Fast forward: I got married, left the work force to have babies, and then started working again. No one cared about my past record, and I signed up with the old Kelly Girls, at minimum pay. They sent me to the Yale College of Pharmacy, where I typed for various projects, including one about… L-asparaginase. I mentioned to one of the researchers that I had typed about the drug before, and she told me that it had been proven effective in certain cases. What they were doing was trying to ascertain just what chemical properties made it work. I had learned something, and it wasn’t wasted.
Fast forward again: after some fifteen years at “real jobs,” I was once again temping, this time directly for Yale University and its School of Medicine. This particular assignment was transcription of interviews conducted by graduate students in psychology. Not all of the students were good at it; some of them didn’t know how to use the tape recorder. But with the help of some pre-written questions, they managed to elicit some information that I never thought I would use.
These days I am reminded of the women who were caring for relatives with some sort of senior dementia. Mostly it was adult daughters, but one woman was caring for her sister, and at least one was caring for her spouse. That was the one that impressed me most.
She was a woman who had had a long, satisfying career as a teacher when she decided to marry. She took early retirement in order to spend time with him, to participate in activities they both enjoyed, and especially to travel.
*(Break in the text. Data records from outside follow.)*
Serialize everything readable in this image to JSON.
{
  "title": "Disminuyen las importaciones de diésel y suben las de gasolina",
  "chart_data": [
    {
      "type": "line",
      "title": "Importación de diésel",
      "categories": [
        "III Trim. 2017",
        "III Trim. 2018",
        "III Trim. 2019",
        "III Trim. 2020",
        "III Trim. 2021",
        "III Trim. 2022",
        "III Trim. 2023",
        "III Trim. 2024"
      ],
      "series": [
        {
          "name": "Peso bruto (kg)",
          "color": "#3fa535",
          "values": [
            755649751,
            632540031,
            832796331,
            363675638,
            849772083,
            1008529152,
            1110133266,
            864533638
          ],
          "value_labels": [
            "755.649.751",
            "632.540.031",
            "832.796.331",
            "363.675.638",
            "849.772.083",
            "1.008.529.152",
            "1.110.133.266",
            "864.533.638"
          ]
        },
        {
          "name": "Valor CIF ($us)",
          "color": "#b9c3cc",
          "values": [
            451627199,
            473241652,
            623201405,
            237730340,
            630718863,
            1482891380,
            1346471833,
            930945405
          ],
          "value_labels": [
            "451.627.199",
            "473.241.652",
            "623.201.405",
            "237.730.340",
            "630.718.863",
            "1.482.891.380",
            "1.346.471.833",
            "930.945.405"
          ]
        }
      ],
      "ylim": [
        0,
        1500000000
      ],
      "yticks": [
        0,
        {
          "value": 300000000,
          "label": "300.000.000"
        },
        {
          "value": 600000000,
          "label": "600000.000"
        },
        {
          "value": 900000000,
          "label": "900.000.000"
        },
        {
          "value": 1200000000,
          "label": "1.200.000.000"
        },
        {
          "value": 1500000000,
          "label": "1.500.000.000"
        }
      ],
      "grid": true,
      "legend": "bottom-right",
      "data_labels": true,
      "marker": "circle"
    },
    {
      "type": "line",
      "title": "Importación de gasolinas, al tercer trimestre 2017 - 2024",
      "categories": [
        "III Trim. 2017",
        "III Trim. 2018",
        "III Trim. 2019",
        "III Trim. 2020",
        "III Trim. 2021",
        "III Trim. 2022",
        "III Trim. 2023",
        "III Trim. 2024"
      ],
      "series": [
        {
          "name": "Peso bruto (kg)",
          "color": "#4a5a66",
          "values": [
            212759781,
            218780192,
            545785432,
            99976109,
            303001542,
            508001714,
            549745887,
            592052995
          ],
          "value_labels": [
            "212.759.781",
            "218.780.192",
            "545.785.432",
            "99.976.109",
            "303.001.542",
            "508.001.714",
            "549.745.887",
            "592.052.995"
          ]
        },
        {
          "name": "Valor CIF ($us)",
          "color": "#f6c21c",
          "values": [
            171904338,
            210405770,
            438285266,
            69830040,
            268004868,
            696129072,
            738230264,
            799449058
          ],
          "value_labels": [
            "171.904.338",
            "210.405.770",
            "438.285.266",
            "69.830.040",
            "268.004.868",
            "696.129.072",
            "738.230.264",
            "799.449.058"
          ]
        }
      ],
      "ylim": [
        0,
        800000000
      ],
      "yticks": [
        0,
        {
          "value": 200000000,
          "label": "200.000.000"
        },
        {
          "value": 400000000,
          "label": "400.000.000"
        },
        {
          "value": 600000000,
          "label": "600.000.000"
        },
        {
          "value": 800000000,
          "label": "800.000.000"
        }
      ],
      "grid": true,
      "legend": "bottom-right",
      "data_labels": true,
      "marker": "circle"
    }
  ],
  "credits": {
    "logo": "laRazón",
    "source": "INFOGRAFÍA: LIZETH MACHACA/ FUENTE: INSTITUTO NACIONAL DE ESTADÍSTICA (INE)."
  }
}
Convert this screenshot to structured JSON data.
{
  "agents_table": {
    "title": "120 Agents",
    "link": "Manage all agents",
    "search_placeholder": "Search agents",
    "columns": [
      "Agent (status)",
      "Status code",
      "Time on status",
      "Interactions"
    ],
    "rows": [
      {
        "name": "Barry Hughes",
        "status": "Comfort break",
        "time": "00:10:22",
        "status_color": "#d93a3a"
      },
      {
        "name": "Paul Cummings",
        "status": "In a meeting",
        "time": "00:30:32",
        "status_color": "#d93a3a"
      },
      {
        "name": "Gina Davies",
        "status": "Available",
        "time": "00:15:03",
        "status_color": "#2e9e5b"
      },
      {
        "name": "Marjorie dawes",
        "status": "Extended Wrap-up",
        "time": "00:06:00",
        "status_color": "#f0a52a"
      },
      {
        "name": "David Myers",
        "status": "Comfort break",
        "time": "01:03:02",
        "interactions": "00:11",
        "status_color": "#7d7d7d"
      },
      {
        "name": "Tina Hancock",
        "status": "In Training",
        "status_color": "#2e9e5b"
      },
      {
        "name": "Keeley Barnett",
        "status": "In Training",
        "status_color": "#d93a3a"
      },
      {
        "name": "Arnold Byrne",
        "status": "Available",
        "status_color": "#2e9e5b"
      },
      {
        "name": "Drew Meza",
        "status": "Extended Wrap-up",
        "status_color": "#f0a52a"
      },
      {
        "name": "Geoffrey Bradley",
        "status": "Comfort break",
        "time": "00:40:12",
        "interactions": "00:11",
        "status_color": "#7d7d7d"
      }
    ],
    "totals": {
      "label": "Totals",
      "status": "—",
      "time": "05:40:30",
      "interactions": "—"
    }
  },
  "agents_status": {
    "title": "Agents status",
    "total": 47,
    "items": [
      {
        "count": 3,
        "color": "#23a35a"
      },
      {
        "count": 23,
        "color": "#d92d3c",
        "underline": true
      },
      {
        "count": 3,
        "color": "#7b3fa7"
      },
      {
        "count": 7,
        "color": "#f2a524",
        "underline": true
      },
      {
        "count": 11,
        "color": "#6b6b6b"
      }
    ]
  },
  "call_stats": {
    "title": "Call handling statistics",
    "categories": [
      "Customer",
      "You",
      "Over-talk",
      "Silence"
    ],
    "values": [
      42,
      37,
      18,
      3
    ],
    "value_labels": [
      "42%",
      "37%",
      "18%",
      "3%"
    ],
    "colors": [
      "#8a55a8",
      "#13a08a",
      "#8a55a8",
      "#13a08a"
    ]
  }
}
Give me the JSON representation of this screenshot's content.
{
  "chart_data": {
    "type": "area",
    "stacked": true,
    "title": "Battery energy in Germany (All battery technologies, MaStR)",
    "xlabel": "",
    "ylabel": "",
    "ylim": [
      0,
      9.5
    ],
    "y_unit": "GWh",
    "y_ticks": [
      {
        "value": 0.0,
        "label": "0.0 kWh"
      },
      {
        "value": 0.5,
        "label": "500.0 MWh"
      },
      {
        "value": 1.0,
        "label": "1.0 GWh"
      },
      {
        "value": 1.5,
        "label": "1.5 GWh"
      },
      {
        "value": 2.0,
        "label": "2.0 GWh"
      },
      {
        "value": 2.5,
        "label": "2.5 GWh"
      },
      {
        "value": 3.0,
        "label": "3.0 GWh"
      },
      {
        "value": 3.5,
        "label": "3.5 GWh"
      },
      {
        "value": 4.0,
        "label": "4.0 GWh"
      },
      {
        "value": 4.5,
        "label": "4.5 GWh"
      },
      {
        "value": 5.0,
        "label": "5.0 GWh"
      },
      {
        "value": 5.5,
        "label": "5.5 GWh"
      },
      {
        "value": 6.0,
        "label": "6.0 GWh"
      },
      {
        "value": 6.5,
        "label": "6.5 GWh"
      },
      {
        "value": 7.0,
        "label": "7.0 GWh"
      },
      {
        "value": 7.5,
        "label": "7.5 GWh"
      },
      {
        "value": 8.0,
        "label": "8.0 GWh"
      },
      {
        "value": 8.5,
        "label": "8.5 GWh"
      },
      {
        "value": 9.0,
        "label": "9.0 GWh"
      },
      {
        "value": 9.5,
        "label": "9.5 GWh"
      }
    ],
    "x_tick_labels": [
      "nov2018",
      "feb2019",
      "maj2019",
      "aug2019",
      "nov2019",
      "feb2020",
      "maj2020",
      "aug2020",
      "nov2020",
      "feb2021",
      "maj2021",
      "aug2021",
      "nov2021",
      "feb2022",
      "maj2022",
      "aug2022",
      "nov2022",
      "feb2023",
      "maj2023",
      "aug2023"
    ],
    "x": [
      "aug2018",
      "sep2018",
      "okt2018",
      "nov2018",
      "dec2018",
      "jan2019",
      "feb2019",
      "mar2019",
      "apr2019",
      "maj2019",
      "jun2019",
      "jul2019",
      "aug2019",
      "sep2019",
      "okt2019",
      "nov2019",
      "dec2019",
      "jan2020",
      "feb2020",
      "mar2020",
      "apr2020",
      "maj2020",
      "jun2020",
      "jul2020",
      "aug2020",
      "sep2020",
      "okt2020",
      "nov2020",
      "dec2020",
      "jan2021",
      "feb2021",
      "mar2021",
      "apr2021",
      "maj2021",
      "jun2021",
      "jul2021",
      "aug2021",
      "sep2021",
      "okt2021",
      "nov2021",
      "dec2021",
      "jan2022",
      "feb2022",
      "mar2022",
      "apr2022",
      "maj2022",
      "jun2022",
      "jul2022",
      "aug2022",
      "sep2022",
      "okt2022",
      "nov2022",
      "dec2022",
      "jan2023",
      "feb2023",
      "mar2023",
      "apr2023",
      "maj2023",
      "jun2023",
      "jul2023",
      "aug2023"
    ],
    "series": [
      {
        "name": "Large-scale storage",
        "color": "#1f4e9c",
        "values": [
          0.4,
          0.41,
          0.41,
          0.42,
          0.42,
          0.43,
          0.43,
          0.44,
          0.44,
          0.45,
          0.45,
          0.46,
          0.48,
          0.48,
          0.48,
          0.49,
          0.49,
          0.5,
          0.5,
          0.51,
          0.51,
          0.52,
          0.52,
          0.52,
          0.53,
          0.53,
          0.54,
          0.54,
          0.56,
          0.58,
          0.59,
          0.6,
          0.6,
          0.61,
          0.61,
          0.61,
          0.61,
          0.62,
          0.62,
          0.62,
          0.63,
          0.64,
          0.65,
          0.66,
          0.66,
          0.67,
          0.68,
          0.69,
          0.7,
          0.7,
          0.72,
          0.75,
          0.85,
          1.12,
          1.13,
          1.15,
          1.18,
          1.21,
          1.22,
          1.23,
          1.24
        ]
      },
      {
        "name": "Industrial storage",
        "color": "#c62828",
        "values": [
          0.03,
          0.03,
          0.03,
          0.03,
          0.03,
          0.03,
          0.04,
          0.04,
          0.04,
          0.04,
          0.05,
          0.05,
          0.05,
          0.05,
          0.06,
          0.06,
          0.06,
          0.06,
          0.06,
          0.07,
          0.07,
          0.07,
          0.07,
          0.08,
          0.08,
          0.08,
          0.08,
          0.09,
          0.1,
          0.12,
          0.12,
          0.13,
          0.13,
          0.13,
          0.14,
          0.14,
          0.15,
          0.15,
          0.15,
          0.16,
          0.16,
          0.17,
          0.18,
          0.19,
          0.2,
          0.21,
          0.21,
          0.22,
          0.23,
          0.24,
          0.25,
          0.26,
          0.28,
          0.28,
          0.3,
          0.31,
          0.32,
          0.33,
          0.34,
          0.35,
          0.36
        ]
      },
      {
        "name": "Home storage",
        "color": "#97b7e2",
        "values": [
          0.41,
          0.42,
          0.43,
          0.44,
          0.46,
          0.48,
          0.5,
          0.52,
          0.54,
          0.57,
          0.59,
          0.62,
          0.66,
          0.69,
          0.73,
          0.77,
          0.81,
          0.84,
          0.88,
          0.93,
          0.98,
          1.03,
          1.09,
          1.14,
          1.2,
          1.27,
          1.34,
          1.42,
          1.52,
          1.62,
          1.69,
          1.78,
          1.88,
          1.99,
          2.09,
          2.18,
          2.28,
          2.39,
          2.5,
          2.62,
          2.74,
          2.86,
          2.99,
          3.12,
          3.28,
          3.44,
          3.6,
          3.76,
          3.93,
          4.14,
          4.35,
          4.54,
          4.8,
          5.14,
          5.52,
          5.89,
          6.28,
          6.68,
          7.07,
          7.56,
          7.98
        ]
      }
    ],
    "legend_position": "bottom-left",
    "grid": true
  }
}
The first sign she had of his problem was when they were on a trip and he couldn’t remember where they had been the day before.
She cut the trip short in order to get him home to his personal physician, but his condition deteriorated rapidly. At the time of the interview, she still had him at home — a full-time job. She was cutting up his food for him because he couldn’t be trusted with a knife. (He would cut the napkins.) She had removed or replaced all the knobs on drawers to keep him from opening them (and emptying them). Most of the time she stayed at home with him because it was so hard to find an attendant who could care for him.
Y’know, once again I know that my own situation could be a helluva lot worse. I was able to continue working until I couldn’t see. One of the reasons I stayed with Bosslawyer was that I was five minutes from home, and if I had to work more than five hours, I could always drive over and at least make sure Husband was still breathing. I retired about sixteen months before his last emergency. I believe I have a guardian angel.